Museo fantastico: la fine del mondo (davvero)

Anonim

ushuaia

Ushuaia, a sud del sud

Ora siamo al sicuro, si può già condannare a proprio agio: la più grande delusione dell'anno 2012 è stata la falsa apocalisse Maya. Oltre ad alcune frasi furbe che si diffondono a macchia d'olio tramite Whatsapp, la fine frustrata del mondo lascia l'amaro in bocca e la febbre per questo fenomeno che rende scopribili luoghi come questo museo, pur non parlando di profezie o cambiamenti di era. Solo dall'ultimo angolo del pianeta.

Il vertice più simile a Finisterre dal XVI secolo è Capo Horn, un luogo così epico che richiedeva a tutti i marinai che lo attraversavano di farsi un tatuaggio. Normale, uscire vivi dallo scontro tra Atlantico e Pacifico è stato un vero miracolo. Non importava se la tua barca era la più "PRO", la migliore realizzata, la migliore assemblata e realizzata con i migliori legni, che le onde giocassero con lo scafo a loro piacimento. Non c'è nessun essere umano che vive in questo angolo del globo . La città più vicina è protetta dal mare violento da Isla Navarino. è circa ushuaia , in Argentina, una città dal nome ipnotico che risponde all'atmosfera che si respira per le sue strade.

Lì sono consapevoli dell'insolito del luogo, di quanto sia speciale la vita tra le nevi della Terra del Fuoco ei confini delle acque diaboliche . Ecco perché hanno concluso che meritavano un museo in condizioni , uno spazio dove affermare che le persone vi abitano e vi vivranno, pur essendoci -letteralmente- fine del mondo.

Per questo colonizzarono negli anni '70 una delle prime e più belle costruzioni della città, la filiale della Banca della Nazione Argentina . Ma cosa ci si deve mettere dentro? Ebbene, oggetti che li differenziavano, che li identificavano etnograficamente e naturalmente, ma senza dimenticare il loro status di porto vicino al temuto promontorio. Il lavoro è stato abbastanza divertente. Un'intera associazione, HANIS, si mise all'opera bussando alle porte dei vicini, che avevano conservato oggetti del passato per rendere la mostra più autentica e quotidiana. Ciò non significa che non abbiano scommesso anche sullo spettacolare. Pertanto, l'accoglienza è data dal maestoso polena della duchessa di Albany, una nave da gentiluomo che naufragò alla fine del XIX secolo.

Duchessa di Albany Polena

Duchessa di Albany Polena

È accompagnato da altri resti di questo disastro, oltre a un interessante dialogo tra ciò che c'era e ciò che gli avventurieri hanno portato. Da una parte, vestigia degli yámanas e selk'nam , le tribù indigene che hanno dato i natali agli arcipelaghi della Terra del Fuoco circa 8.000 anni fa. Per l'altro, quello che hanno portato gli stranieri europei. Oltre a un paio di religioni abrasive con credenze indigene, i colonizzatori portarono radio, orologi, macchine per il campo, strumenti musicali, ecc. che oggi alimentano la mostra. In un certo senso, l'armamentario che gli è montato intorno simula un po' la sorpresa provocata dall'arrivo di “le prime xx” a questo posto.
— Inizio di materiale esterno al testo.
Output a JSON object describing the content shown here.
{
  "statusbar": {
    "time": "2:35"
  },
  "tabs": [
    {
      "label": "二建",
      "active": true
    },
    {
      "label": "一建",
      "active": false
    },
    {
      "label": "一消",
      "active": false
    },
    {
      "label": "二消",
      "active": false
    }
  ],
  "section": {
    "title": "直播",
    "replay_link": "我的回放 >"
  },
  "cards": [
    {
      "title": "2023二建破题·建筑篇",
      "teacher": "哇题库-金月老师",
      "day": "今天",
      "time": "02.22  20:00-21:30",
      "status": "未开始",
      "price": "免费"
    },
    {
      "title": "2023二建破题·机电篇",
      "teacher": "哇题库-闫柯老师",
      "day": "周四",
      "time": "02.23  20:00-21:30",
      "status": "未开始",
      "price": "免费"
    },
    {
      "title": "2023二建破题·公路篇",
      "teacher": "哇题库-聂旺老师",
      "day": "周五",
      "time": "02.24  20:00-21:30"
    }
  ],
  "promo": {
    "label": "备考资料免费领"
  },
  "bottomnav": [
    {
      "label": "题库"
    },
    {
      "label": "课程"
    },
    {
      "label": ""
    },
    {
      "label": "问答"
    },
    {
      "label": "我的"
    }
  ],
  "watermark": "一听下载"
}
E poi c'è la parte dei veri avventurieri, con i taccuini e le storie di uomini e spedizioni che, finanziati molte volte per realizzare progetti ridicoli, hanno approfittato della situazione e si sono dedicati a nominare le cose con diversa fortuna. È il caso di L'aviatore tedesco Gunter von Plüschow, il primo uomo a sorvolare Capo Horn, i cui taccuini di viaggio sono esposti per i curiosi, così come i resti del suo aereo, in cui morì mentre conquistava questo cielo che tanto amava. Altre rarità: le macerie del Monte Cervantes. Il suo equipaggio e i suoi passeggeri possono essere considerati dotati di uno spirito irrequieto, poiché hanno servito da cavie per la prima crociera turistica che si è svolta in queste acque. Inutile dire che l'esperimento è andato storto e ora si trova nelle acque del Canale di Beagle.

Oltre ad essere alla vera fine del mondo, con Intere sale dedicate alla fauna rara e alla rivendicazione della flora autoctona, questo museo è fantastico per essere stimolante. Nessuno si aspetta grandi opere d'arte o il macabro magazzino di un'azienda che recupera tesori marini. No, non stupisce per semplici stimoli, ma per la tenerezza di un museo realizzato con grande entusiasmo e perché riesce a contagiare il visitatore con quella malattia chiamata 'fame di scoperta' . Invita a pensare che la fine del mondo non è davanti alla baia che accoglie Ushuaia, ma che è oltre.